Performance performed stucco work on homes built by Richmond. Following the El Niño rains in 1997, Richmond sued Performance for construction defects. Shortly thereafter, the California Secretary of State and the Franchise Tax Board suspended Performance as a corporation.
Richmond and Performance entered into settlement agreements, under which Performance paid money to Richmond and Richmond released Performance "and its insurers" from certain identified claims.
A short time later, Richmond again sued Performance. In defense, Performance raised the releases of liability in the prior settlement agreements. CalFarm and Performance "by and through CalFarm" entered into a settlement of this last case with Richmond, but reserved rights to seek judicial determination as to the prior settlements.
In a subsequent suit by CalFarm and Performance "by and through CalFarm," the trial court dismissed the suit upon Richmond's demurrer. The trial court determined that CalFarm had no standing to bring claims based upon the agreements, as it was neither a party nor a third-party beneficiary and that Performance could not prosecute the lawsuit because it was a suspended corporation. CalFarm appealed, and the Court of Appeal reversed.
The Court of Appeal agreed that CalFarm was not a party to the settlement agreements. Nevertheless, it concluded that given that the agreements specifically released Performance "and its insurers" and that CalFarm was Performance's insurer, CalFarm had standing as a third-party beneficiary and could sue in its own behalf.[FN1]

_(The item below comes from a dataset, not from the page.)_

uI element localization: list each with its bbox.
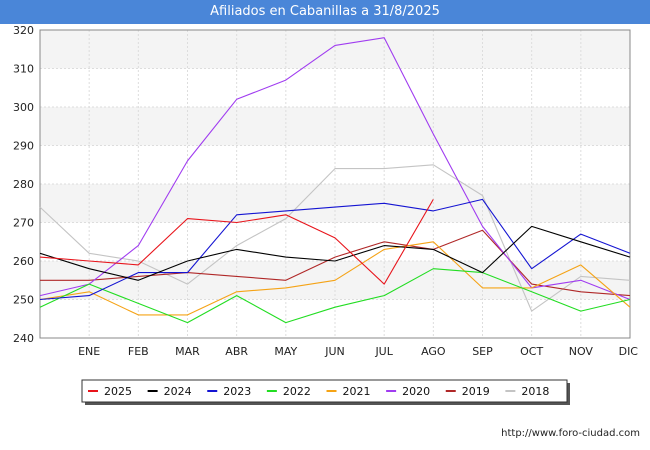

The Court also rejected Richmond's second defense that the settlement agreements were "invalid and unenforceable" because they were not signed by Performance and that, as a suspended corporation, it lacked capacity to contract. The Court held that Richmond had accepted money under the agreement, resulting in an executed agreement. Further, the settlement agreements were merely voidable and not void simply because one party was a suspended corporation. Finally, Richmond had not asked a court to declare the agreements void, nor had it agreed to return the money paid by Performance under the agreements. With that, the Court reversed the trial court's dismissal of the action as to the settlement agreements.
The interplay of the rights and obligations of insurers as to suspended corporations is one that continues to develop in California case law. As this case shows, however, suspended corporations' insurers may be third-party beneficiaries of settlements entered into by its insureds and may be entitled to enforce them. By the same token, the agreements could be enforced against them. To avoid enforcement problems regarding settlements of claims against suspended corporations, insurers therefore may wish to make themselves a party to the settlement agreement.
FN1 As an aside, it is important and interesting that in reviewing a ruling on a demurrer, the Court of Appeal took judicial notice of settlement agreements that were not attached to the complaint or portions of the agreement not alleged in the complaint, stating "there is and can be no factual dispute concerning the contents of the agreements."